I had Nelson Beebe building Zile on about 30 different systems, and on
some, e.g. Mac OS X, DejaGnu wouldn't work.

>  Tcl has become unmaintained, and expect not much better.

Tcl seems to have received a lot of attention recently, so perhaps there's
hope there.

I'm sorry, I forget the exact details of my last problem, which was to do
with detecting processes finishing, or perhaps killing them, but when I read
up on it it seemed to be something I couldn't reliably fix in Tcl.

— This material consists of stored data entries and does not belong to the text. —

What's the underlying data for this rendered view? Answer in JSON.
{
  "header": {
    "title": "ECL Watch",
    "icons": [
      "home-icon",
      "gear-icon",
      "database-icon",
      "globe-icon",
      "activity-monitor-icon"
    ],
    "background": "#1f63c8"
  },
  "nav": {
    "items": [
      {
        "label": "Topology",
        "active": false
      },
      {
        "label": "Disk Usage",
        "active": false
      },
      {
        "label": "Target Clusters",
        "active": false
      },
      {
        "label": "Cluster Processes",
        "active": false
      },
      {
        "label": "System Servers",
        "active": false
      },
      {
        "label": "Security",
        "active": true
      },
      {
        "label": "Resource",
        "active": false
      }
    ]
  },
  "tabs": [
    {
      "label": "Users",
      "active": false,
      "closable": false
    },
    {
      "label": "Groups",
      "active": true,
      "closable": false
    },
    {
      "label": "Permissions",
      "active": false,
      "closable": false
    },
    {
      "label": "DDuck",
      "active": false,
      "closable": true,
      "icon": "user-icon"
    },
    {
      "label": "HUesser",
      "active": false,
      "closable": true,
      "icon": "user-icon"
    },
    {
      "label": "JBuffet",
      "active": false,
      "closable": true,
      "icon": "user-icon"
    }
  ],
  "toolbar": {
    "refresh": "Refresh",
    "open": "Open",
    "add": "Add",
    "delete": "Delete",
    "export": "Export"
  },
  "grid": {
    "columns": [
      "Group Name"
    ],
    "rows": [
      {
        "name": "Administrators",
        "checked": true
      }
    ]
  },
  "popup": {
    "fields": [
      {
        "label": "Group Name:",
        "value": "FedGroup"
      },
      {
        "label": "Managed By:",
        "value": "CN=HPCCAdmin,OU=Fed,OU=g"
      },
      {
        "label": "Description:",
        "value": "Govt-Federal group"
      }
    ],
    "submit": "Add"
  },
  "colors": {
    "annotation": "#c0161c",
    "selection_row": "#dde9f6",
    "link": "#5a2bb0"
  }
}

I also spent ages trying to get around timing problems with ncurses. I did
in the end solve this reliably, but the tests still ran slowly, as waiting
for the test processes to exit took time. In the end rewriting the entire
test suite not to use DejaGnu took about the same time as solving that
problem had, and ended up with one less build-time dependency, and a test
suite that ran much faster, and was simpler to write tests for (because I
could write most of them in Emacs Lisp rather than having to program them
interactively).

I don't doubt that if I had more programs which needed interactive testing
and which were perhaps not using ncurses or didn't have the natural
extensibility of an Emacs-like editor, then it would indeed be more natural
to use DejaGnu; I just had a particular set of circumstances in which that
didn't, in the end, seem to be the best way.